Auch der Augsburger Bischof geht auf Abstand
Die Corona-Pandemie als Weltverschwörung zu bezeichnen, sei „geradezu zynisch“, sagt Bertram Meier. Was treibt überhaupt den einstigen Glaubenswächter Kardinal Müller an, einen apokalyptischen Aufruf zu unterstützen?
Augsburg Was hat nur den ehemaligen obersten Glaubenshüter des Vatikans, Kardinal Gerhard Ludwig Müller, angetrieben, einen Aufruf zu unterzeichnen, der das Coronavirus als Vorwand ansieht, eine „verabscheuungswürdige technokratische Tyrannei“zu errichten? Müller beruft sich auf eine „zum Teil unzulängliche kirchliche Reaktion“auf die angeordneten Einschränkungen der bürgerlichen Freiheiten.

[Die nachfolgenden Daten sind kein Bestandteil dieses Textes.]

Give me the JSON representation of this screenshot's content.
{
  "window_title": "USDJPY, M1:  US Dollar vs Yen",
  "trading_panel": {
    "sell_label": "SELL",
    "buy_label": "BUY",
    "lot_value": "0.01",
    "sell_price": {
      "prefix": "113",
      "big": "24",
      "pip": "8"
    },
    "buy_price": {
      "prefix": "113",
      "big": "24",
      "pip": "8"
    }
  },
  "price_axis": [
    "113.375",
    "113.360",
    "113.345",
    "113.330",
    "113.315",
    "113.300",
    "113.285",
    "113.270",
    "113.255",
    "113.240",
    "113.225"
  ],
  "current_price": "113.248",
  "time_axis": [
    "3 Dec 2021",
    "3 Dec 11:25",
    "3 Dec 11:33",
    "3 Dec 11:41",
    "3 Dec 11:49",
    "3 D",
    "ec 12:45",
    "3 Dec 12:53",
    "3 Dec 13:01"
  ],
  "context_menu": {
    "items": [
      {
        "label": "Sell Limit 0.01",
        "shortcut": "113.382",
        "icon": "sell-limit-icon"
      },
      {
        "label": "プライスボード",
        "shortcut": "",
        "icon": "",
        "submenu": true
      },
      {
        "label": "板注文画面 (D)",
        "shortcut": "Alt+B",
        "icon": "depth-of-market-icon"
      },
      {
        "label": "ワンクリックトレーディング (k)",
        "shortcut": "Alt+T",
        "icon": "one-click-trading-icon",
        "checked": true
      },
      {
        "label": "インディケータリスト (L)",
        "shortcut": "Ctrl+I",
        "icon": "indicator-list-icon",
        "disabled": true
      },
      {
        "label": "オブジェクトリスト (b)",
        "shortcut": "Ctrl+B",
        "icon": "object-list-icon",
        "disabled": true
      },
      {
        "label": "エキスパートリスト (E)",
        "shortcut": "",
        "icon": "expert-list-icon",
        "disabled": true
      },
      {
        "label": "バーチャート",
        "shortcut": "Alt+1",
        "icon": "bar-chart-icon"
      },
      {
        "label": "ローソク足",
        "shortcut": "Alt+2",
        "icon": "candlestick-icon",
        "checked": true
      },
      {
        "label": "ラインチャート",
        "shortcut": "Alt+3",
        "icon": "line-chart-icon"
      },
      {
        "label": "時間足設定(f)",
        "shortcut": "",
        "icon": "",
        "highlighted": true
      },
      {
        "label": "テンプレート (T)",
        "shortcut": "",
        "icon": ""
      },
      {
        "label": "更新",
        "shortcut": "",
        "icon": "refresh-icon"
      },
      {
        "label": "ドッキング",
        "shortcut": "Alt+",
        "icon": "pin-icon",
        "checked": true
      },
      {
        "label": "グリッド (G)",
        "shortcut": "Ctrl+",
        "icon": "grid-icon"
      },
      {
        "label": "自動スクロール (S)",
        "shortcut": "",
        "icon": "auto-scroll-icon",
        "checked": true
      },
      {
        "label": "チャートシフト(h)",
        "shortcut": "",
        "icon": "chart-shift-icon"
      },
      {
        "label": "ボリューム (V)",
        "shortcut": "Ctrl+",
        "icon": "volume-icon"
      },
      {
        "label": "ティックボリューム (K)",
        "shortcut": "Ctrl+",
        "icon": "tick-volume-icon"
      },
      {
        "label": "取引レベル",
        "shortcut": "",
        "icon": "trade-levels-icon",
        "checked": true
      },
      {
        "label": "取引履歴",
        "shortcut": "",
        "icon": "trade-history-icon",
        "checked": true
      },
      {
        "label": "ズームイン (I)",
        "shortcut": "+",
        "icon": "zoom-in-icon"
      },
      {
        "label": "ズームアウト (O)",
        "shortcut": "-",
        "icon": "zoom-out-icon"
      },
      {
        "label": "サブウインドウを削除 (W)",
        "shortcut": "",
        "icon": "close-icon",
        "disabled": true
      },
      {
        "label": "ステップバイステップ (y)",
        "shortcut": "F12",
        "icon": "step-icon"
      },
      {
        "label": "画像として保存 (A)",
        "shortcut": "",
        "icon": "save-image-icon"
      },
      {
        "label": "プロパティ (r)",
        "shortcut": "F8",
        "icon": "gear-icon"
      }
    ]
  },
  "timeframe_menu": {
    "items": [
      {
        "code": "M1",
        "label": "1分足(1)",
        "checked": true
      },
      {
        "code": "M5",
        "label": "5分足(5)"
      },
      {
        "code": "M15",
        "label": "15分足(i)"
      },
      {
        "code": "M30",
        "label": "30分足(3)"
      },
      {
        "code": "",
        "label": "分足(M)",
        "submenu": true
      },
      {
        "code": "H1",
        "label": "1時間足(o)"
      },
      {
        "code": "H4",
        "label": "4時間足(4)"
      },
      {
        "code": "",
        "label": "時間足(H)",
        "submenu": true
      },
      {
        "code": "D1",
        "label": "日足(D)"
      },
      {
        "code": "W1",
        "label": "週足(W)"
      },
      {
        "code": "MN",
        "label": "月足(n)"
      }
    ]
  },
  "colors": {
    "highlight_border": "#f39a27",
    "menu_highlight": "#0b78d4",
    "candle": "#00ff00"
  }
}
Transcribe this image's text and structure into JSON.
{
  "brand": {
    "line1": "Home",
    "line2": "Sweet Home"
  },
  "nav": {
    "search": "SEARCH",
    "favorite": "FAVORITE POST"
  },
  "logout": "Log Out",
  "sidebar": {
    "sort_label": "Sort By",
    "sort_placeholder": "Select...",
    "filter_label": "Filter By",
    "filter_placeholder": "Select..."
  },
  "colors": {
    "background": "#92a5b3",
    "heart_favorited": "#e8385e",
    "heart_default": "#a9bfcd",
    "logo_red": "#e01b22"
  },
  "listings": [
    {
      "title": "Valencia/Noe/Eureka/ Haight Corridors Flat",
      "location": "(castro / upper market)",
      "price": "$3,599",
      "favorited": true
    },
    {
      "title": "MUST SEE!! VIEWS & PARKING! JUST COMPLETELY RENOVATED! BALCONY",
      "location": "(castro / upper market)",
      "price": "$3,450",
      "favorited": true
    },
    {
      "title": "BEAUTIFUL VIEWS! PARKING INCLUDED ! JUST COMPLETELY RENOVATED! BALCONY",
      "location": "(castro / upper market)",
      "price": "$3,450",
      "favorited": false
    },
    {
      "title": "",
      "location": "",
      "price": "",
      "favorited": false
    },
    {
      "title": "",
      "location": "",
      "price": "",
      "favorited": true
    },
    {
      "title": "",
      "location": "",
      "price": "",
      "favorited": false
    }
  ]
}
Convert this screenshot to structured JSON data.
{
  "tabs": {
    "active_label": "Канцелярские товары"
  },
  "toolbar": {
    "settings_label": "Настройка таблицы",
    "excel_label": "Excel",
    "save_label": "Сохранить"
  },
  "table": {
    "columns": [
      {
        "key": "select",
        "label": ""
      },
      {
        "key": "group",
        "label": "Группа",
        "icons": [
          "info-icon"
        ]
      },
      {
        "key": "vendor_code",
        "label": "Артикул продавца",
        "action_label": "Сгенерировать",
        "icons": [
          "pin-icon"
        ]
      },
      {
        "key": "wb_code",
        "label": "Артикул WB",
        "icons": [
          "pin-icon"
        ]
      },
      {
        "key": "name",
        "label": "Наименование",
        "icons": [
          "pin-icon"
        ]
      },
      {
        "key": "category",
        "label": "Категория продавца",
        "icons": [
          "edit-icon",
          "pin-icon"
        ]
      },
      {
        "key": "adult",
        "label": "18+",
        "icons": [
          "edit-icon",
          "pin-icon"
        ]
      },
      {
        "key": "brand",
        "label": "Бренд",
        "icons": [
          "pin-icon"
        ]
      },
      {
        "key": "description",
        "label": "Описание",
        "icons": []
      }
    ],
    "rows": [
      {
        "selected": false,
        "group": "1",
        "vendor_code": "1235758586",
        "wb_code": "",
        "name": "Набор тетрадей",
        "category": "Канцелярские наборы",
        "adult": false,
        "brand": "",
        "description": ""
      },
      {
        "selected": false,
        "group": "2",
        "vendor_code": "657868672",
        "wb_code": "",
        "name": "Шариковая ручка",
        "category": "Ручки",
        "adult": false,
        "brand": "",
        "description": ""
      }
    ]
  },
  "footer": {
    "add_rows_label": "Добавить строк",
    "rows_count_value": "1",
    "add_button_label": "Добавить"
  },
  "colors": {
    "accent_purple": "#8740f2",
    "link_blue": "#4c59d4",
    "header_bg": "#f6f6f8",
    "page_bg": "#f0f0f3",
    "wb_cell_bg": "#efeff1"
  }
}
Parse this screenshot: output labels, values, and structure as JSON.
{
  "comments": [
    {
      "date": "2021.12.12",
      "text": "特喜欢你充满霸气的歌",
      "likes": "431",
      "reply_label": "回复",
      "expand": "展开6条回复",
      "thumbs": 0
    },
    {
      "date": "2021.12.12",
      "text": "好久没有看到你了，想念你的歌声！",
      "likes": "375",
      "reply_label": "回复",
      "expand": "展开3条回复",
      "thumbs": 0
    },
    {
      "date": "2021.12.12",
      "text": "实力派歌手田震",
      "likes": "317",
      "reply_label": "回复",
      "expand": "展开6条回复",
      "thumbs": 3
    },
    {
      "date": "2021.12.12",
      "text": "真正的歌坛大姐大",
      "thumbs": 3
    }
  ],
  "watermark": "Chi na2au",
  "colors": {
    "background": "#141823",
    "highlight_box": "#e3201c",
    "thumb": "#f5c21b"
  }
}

Von ihm hat sich nun auch der ernannte Augsburger Bischof Bertram Meier distanziert. Zwar äußere er sich grundsätzlich nicht zu derartigen Aussagen anderer Bischöfe und Kardinäle. „Jeder muss in einer freiheitlichen Gesellschaft seine Meinung frei äußern dürfen“, sagte er unserer Redaktion. Umso klarer fährt Meier fort: „Aber in unserem Bistum haben wir einen Priester an Corona verloren. Und ich denke vor allem auch an die vielen Menschen, die in verschiedenen Altenheimen in unserer Region inzwischen nach einer Covid-19-Infektion gestorben sind. Hier von einer Weltverschwörung zu reden, empfinde ich geradezu als zynisch.“Was sein Bistum betrifft, werde die Kirche in der Corona-Pandemie weiterhin eng mit den staatlichen Stellen zusammenarbeiten. „Denn nur gemeinsam können wir dieses Virus besiegen.“
Der Präsident des Zentralkomitees der deutschen Katholiken, Thomas Sternberg, bekundete im Kölner Domradio unterdessen „Mitleid“mit Kardinal Müller. „Was in aller Welt bringt einen Menschen, der doch mal ein durchaus angesehener Professor in München war und ein wichtiger Bischof für Regensburg, ein bedeutender Kirchenmann, dazu, auf seine alten Tage seinen gesamten Ruf zu ruinieren, indem er so etwas unterschreibt?“, fragte Sternberg.
Tatsächlich gehörte Müller, Ende 1947 bei Mainz geboren, zu den führenden deutschen Theologen. Sein Dogmatik-Lehrbuch ist ein Standardwerk, eine enge Freundschaft verbindet ihn mit dem peruanischen Befreiungstheologen Gustavo Gutierrez. Doch als Bischof von Regensburg regierte er von 2002 bis 2012 als Hardliner, der die Mitsprache der Laien aushebelte. Seit ihn Papst Benedikt XVI. 2012 als Präfekt der Kongregation für die Glaubenslehre nach Rom holte, positionierte sich Müller vollends in der rechtskatholischen Ecke.
Mit Vorliebe teilte der Kardinal gegen die deutschen Katholiken aus. Den Synodalen Weg verglich er mit Hitlers Ermächtigungsgesetz von 1933 und schimpfte im Internet: „Eine selbst ernannte Versammlung, die weder von Gott noch von dem Volk autorisiert ist, das sie vertreten soll, hebt die Verfassung der Kirche göttlichen Rechts auf.“Den Ratgebern von Papst Franziskus sprach er die theologische Kompetenz ab („sie richten fahrlässig Verwirrung unter den Gläubigen an“). Indes lobte er Franziskus für dessen Schreiben nach der Amazonas-Synode („ein Dokument der Versöhnung“). Es enthielt nicht die erhoffte Lockerung des Zölibats und kein Signal für das Weiheamt für Frauen.